India monsoon causes worst flood in a century
India’s Kerala state experienced its worst flood in a century after monsoon storms dumped more than a year’s worth of rain on the area in just a few short weeks. More than 400 were killed in the floods, and more than one million people fled to relief camps.
“Dams and water reservoirs became full,” said Abraham Daniel, a Church of the Nazarene pastor in Kerala. “On August 14, the government gave alerts, and in the night many places had landslides, earthquakes. [Kerala] was under water for [nearly] 10 days. People lost their clothes, documents, houses – all their possessions.”
In mid-August, a Nazarene leadership team visited five districts in Kerala to bring compassionate support. The group included Daniel, India Field Strategy Coordinator Sunil Dandge, and India Field Compassionate Ministries Coordinator Trisha Das. The team handed out clothes and food to 1,000 families.
“We visit them every day to pray and comfort [them],” Daniel said. “Yesterday, I visited two villages that so far nobody had visited. Still, there are people nobody has reached. We need people who can contribute, money, clothes, utensils, mattresses, school bags, etc.”
Several Nazarene districts are sending financial support to the relief efforts in India.

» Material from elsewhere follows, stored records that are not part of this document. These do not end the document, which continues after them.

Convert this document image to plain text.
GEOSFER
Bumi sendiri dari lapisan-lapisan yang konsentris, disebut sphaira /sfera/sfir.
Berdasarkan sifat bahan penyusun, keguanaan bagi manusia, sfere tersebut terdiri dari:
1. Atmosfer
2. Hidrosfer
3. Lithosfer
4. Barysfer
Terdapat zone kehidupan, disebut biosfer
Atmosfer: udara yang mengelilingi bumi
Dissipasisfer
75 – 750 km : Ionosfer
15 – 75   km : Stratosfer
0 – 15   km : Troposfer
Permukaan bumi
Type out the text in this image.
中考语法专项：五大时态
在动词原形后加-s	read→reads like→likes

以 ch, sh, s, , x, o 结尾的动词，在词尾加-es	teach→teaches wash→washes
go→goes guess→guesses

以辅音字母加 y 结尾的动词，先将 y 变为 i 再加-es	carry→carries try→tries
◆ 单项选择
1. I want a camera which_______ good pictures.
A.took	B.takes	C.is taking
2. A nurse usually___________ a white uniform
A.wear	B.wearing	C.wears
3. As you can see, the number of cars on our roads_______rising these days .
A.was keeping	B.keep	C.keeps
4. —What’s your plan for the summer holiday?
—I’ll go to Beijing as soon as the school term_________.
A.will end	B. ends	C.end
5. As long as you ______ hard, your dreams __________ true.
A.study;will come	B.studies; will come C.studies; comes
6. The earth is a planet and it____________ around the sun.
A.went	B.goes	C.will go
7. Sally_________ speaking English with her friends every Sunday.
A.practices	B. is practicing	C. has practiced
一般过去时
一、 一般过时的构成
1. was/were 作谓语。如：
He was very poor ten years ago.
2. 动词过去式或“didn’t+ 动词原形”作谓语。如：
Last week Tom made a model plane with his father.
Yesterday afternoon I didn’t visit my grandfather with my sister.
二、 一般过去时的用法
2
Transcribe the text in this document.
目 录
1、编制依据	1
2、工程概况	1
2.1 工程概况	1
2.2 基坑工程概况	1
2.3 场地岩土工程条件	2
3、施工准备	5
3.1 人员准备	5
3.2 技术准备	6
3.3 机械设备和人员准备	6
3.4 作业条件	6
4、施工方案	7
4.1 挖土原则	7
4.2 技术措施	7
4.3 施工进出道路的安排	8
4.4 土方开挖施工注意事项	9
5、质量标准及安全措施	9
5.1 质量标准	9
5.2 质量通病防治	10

“We know there are many non-government organizations and government agencies, but we, the Church of the Nazarene, have a great part here,” Daniel said. “People and the government have acknowledged our presence here.”
After the water subsided, Kerala began facing new problems.
Local rivers, lakes, and wells that were affected by the floods are now drying out due to the damaged landscape.
Many plants and animals have been killed in the process, leaving local farmers concerned for the future.
The outbreak has taken the lives of 12 people so far, with more than 300 confirmed cases of the disease and more than 700 suspected cases.
Kerala will remain on high alert for at least another week. Das is planning to conduct a second phase of relief and redevelopment work soon.